Cutting up edits of the tape, literal tape, in 1977 to loop the most intense parts of organic disco records into these more inorganic, intense drum tracks was ahead of its time and the start of house music. This technique of collage, of contrasts of organic/inorganic, live band/drum machines, working only with a master always stuck with me, esp when you add dub inspired FX as he did to make it sound otherworldly.

So as I got most of the way through writing “UKD”, which is pretty inorganic to me - halcyon clear pads and crystal shards of zaps - I suddenly had a lateral François K-but-wrong-inspired idea. What if I layered in organic sounds for a section? I began jamming with some horn and vocal samples from some old afrobeat records, and found they fitted as this strange coda to the track. LDN > Detroit > NYC > NJ and now Nigeria, in one.
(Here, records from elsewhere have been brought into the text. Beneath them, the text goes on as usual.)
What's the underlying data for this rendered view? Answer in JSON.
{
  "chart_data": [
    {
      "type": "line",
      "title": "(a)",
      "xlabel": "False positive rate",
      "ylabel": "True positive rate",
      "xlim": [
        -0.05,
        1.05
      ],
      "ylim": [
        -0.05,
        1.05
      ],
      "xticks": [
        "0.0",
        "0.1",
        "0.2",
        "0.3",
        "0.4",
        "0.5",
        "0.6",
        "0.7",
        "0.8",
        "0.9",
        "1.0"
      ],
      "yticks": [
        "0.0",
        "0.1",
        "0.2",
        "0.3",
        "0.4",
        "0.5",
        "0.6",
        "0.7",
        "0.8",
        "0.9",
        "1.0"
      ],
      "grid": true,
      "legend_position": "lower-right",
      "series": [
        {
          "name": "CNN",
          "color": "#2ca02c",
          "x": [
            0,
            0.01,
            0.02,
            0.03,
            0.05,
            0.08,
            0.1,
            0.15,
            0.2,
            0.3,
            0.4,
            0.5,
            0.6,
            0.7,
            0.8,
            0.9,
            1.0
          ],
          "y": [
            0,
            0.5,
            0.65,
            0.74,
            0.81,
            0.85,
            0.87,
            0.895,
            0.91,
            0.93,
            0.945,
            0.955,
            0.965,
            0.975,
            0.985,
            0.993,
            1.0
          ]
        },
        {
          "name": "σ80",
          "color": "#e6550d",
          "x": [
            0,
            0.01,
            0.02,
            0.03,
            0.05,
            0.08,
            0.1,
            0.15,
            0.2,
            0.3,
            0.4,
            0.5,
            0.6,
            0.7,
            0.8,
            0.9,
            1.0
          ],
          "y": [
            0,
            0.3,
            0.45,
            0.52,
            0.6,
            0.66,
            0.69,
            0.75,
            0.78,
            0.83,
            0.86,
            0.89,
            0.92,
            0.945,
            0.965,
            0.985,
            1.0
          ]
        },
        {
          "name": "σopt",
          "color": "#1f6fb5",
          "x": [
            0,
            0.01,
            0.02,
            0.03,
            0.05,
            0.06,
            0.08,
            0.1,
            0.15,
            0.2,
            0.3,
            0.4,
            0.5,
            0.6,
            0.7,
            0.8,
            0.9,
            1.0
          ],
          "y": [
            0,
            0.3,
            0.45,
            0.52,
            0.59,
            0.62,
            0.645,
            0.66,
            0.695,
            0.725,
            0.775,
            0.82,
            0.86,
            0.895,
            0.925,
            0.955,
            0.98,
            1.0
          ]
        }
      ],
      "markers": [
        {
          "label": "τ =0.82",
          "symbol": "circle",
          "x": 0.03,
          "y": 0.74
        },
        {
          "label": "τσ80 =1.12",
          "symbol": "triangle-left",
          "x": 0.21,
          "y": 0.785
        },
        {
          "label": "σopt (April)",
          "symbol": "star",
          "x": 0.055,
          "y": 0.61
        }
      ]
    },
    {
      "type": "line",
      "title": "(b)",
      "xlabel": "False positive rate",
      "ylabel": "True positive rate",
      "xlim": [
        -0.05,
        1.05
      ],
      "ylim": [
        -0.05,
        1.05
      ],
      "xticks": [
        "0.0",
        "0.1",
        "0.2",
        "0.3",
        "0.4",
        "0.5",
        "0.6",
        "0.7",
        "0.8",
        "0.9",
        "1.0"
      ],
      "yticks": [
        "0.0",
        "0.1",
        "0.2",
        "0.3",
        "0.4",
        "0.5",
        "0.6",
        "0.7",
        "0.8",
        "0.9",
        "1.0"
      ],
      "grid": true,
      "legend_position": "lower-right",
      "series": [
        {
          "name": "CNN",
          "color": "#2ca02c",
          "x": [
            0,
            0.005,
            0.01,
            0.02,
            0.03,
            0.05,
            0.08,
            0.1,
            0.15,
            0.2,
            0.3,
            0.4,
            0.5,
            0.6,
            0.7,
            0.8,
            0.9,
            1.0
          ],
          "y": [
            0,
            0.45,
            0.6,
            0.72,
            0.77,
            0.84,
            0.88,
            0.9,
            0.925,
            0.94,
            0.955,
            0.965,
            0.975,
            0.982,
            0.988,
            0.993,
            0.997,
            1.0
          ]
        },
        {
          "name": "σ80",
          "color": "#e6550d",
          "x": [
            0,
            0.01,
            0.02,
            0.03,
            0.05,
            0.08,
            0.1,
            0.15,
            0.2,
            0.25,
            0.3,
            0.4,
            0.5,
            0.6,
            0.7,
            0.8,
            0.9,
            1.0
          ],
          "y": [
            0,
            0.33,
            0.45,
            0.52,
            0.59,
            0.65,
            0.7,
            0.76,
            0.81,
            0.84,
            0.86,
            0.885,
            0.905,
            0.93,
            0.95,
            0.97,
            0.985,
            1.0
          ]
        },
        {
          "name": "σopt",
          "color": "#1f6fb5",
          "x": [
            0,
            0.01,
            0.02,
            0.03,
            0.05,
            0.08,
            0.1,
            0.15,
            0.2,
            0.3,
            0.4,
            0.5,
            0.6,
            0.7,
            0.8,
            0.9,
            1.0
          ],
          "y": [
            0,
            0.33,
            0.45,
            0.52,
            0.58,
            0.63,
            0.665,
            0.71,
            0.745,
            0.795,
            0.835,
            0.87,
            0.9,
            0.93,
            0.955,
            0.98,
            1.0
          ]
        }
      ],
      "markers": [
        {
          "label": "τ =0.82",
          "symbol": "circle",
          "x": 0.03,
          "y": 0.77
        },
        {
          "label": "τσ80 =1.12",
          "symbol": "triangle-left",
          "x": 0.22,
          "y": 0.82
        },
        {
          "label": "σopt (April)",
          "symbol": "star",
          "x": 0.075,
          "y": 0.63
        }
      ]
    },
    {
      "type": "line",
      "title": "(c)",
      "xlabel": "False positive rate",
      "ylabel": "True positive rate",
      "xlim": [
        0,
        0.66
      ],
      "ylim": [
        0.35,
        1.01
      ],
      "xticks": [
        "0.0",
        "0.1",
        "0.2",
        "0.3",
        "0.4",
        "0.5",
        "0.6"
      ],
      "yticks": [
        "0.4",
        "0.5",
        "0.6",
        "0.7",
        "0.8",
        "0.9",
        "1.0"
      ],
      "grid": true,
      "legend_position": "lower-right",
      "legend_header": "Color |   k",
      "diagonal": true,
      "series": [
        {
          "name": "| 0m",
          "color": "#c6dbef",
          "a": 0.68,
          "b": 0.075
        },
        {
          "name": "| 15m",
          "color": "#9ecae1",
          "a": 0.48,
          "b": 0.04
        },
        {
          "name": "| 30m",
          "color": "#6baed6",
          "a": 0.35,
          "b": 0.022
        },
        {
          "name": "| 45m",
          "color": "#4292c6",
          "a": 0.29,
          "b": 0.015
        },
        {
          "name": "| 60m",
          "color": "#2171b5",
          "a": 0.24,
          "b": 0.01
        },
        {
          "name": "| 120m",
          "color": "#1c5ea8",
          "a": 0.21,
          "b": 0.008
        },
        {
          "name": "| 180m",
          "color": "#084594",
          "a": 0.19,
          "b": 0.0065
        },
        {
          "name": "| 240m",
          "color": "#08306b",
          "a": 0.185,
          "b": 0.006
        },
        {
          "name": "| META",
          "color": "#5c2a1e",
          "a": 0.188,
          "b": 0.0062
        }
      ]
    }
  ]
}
Was this a “reel to reel edit?” No, I’d got that wrong. Was this what François K was doing with disco into (early) house with a dub influence? No, wrong. But look what the happy, accidental influence did! My sideways “imagined influence, but wrong” had ended up somewhere else entirely.

I need a better phrase for “imagined influence, but wrong”, but for now bigup François K and anyone with as much passion for music as he still has, to this day.